Divide 12 into factors in two ways, and let the factors be (3x, 4/x) and (4x, 3/x).
Take as the sides of the squares half the differences of the factors, i.e. let the squares be (3x/2 – 2/x)^2, (2x – 3/(2x))^2.
Each of these + 12 gives a square.
It remains that the sum of the squares – 13 = a square, or 25/(4x^2) + 25x^2/4 – 25 = a square = 25/(4x^2), say.
Therefore x = 2, and the problem is solved.
29. To find three squares such that the sum of their squares is a square.
Let the squares be x^2, 4, 9 respectively.
Therefore x^4 + 97 = a square = (x^2 – 10)^2, say; whence x^2 = 3/20.
If the ratio of 3 to 20 were the ratio of a square to a square, the problem would be solved; but it is not.
Therefore I have to find two squares (p^2, q^2, say) and a number (m, say) such that m^2 – p^4 – q^4 has to 2m the ratio of a square to a square.
Let p^2 = z^2, q^2 = 4 and m = z^2 + 4.
Therefore m^2 – p^4 – q^4 = (z^2 + 4)^2 – z^4 – 16 = 8z^2.
Hence 8z^2/(2z^2 + 8), or 4z^2/(z^2 + 4), must be the ratio of a square to a square.
Put z^2 + 4 = (z+1)^2, say; therefore z=3/2, and the squares are p^2 = 9/4, q^2 = 4, while m = 25/4;
or, if we take 4 times each, p^2 = 9, q^2 = 16, m = 25.
Starting again, we put for the squares x^2, 9, 16; then the sum of the squares = x^2 + 337 = (x^2 – 25)^2, and x = 12/5.
The required squares are 144/25, 9, 16.
30. A man buys a certain number of measures of wine, some at 8 drachmas, some at 5 drachmas each.
He pays for them a square number of drachmas; and if we add 60 to this number, the result is a square, the side of which is equal to the whole number of measures. Find how many he bought at each price.

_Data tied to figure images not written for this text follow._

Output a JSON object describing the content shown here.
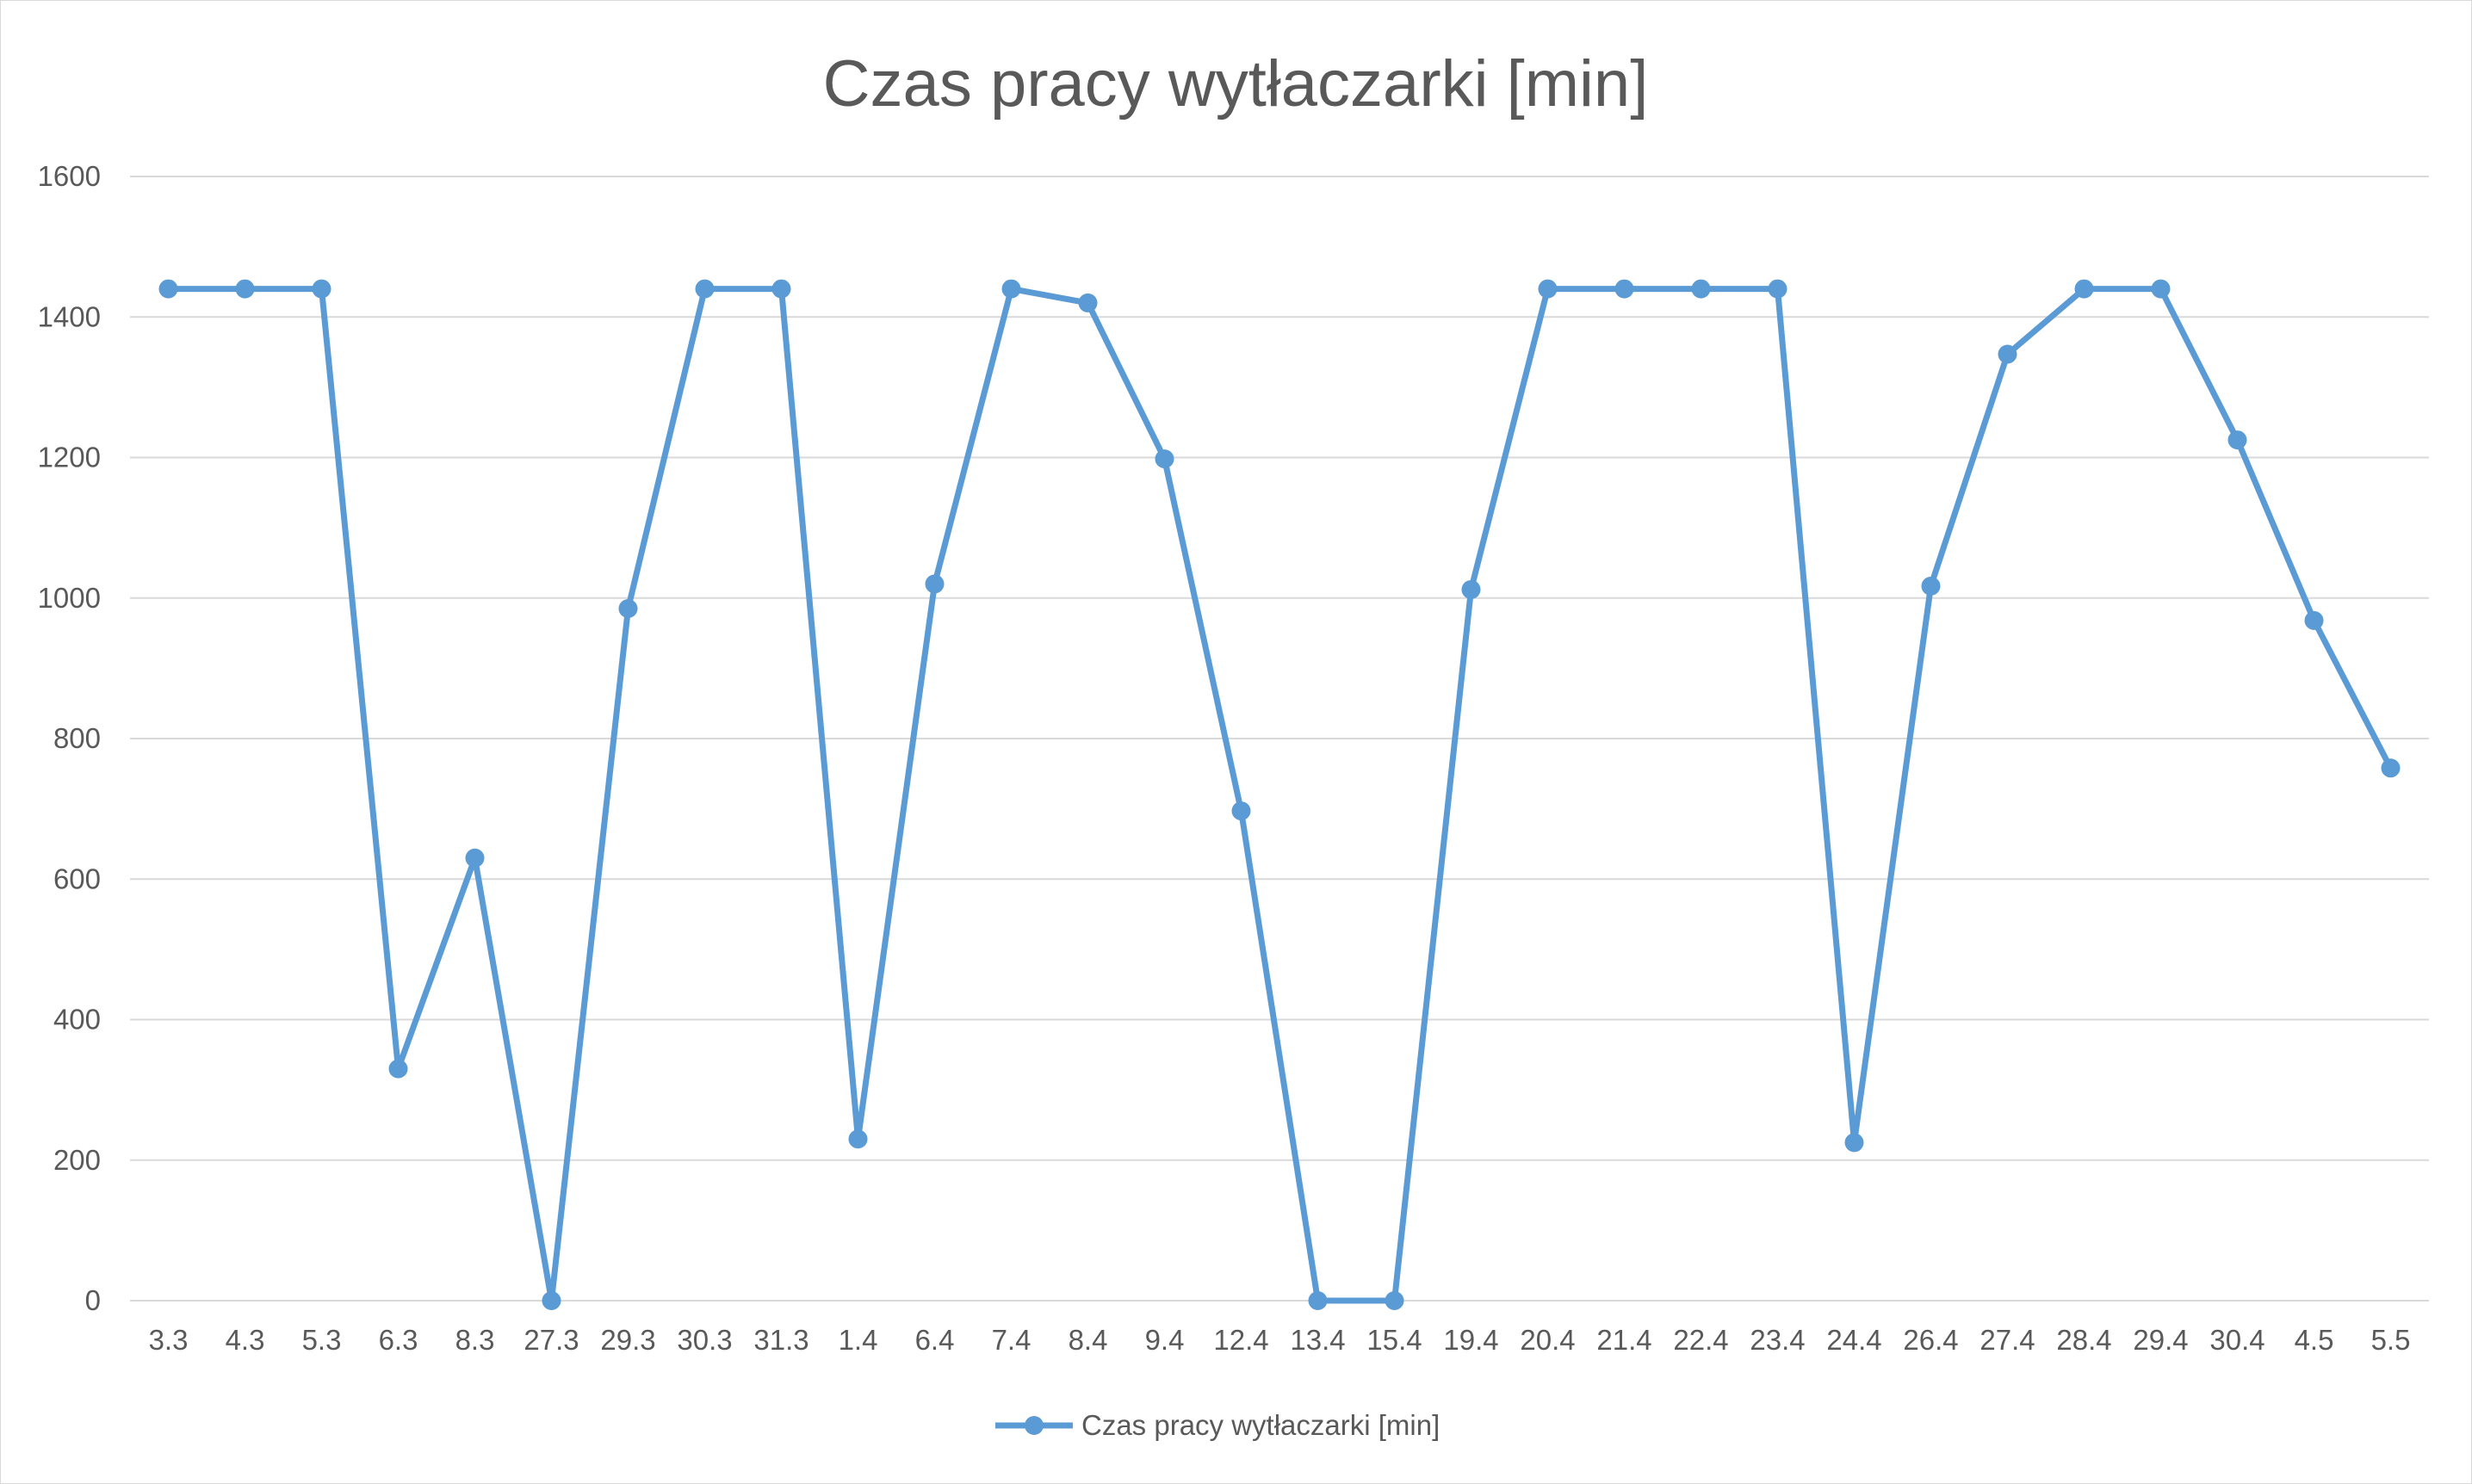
{
  "chart_data": {
    "type": "line",
    "title": "Czas pracy wytłaczarki [min]",
    "xlabel": "",
    "ylabel": "",
    "ylim": [
      0,
      1600
    ],
    "yticks": [
      "0",
      "200",
      "400",
      "600",
      "800",
      "1000",
      "1200",
      "1400",
      "1600"
    ],
    "categories": [
      "3.3",
      "4.3",
      "5.3",
      "6.3",
      "8.3",
      "27.3",
      "29.3",
      "30.3",
      "31.3",
      "1.4",
      "6.4",
      "7.4",
      "8.4",
      "9.4",
      "12.4",
      "13.4",
      "15.4",
      "19.4",
      "20.4",
      "21.4",
      "22.4",
      "23.4",
      "24.4",
      "26.4",
      "27.4",
      "28.4",
      "29.4",
      "30.4",
      "4.5",
      "5.5"
    ],
    "series": [
      {
        "name": "Czas pracy wytłaczarki [min]",
        "color": "#5b9bd5",
        "marker": "circle",
        "values": [
          1440,
          1440,
          1440,
          330,
          630,
          0,
          985,
          1440,
          1440,
          230,
          1020,
          1440,
          1420,
          1198,
          697,
          0,
          0,
          1012,
          1440,
          1440,
          1440,
          1440,
          225,
          1017,
          1347,
          1440,
          1440,
          1225,
          968,
          758
        ]
      }
    ],
    "grid": true,
    "legend_position": "bottom"
  }
}
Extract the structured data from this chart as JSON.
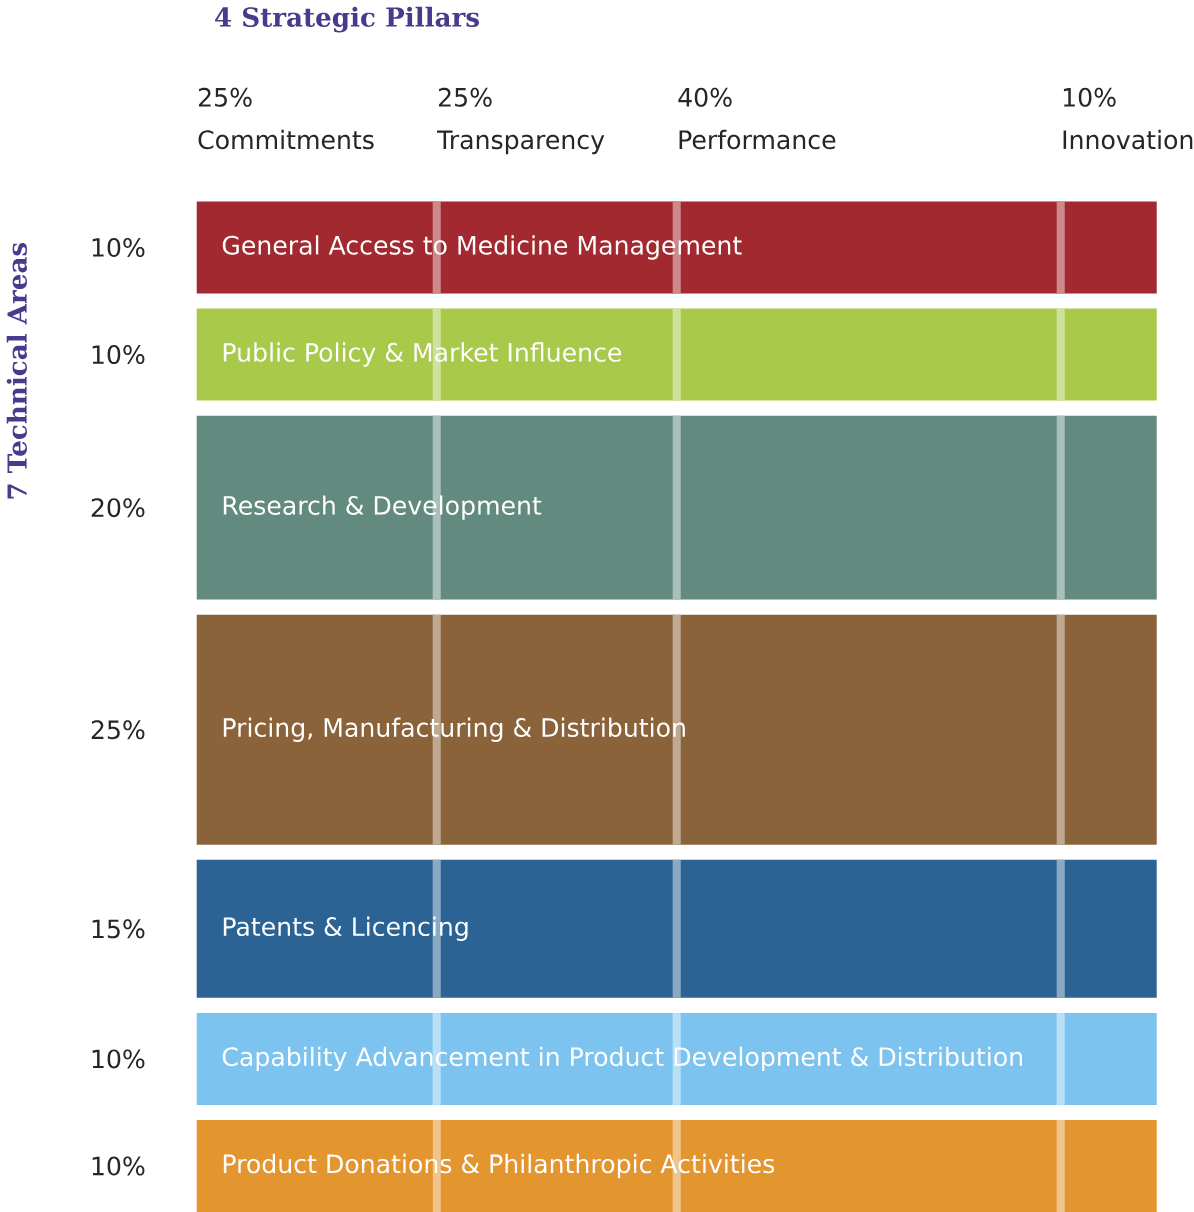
{
  "chart_data": [
    {
      "type": "other",
      "title": "4 Strategic Pillars",
      "categories": [
        "Commitments",
        "Transparency",
        "Performance",
        "Innovation"
      ],
      "values": [
        25,
        25,
        40,
        10
      ],
      "value_labels": [
        "25%",
        "25%",
        "40%",
        "10%"
      ]
    },
    {
      "type": "other",
      "ylabel": "7 Technical Areas",
      "categories": [
        "General Access to Medicine Management",
        "Public Policy & Market Influence",
        "Research & Development",
        "Pricing, Manufacturing & Distribution",
        "Patents & Licencing",
        "Capability Advancement in Product Development & Distribution",
        "Product Donations & Philanthropic Activities"
      ],
      "values": [
        10,
        10,
        20,
        25,
        15,
        10,
        10
      ],
      "value_labels": [
        "10%",
        "10%",
        "20%",
        "25%",
        "15%",
        "10%",
        "10%"
      ],
      "colors": [
        "#a1292f",
        "#a8c94a",
        "#628a7f",
        "#8b633a",
        "#2b6494",
        "#7cc4ef",
        "#e39530"
      ]
    }
  ]
}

Let x = the whole number of measures; therefore x^2 – 60 was the price paid, which is a square = (x – m)^2, say.
Now 1/5 of the price of the 5-drachma measures + 1/8 of the price of the 8-drachma measures = x; so that x^2 – 60, the total price, has to be divided into two parts such that 1/5 of one + 1/8 of the other = x.
We cannot have a real solution of this unless x > (x^2 – 60)/8 and x < (x^2 – 60)/5.
Therefore 5x < x^2 – 60 < 8x.
(1) Since x^2 > 5x + 60, x is not less than 11.
(2) Since x^2 < 8x + 60, x is not greater than 12.
Therefore 11 < x < 12.
Now (from above) x = (m^2 + 60)/2m; therefore 22m < m^2 + 60 < 24m.
Thus (1) 22m < m^2 + 60, m is not less than 19.
(2) 24m > m^2 + 60, m is less than 21.
Hence we put m = 20, and (x^2 – 60 = (x – 20)^2, so that x = 23/2, x^2 = 529/4, and x^2 – 60 = 289/4.
Thus we have to divide 289/4 into two parts such that 1/5 of one part plus 1/8 of the other = 23/2.
Let the first part be 5z.
Therefore (second part)/8 = 23/2 – z, or second part = 92 – 8z; therefore 5z + 92 – 8z = 289/4, and z = 79/12.
Therefore the number of 5-drachma measures = 79/12.
Therefore the number of 8-drachma measures = 59/12.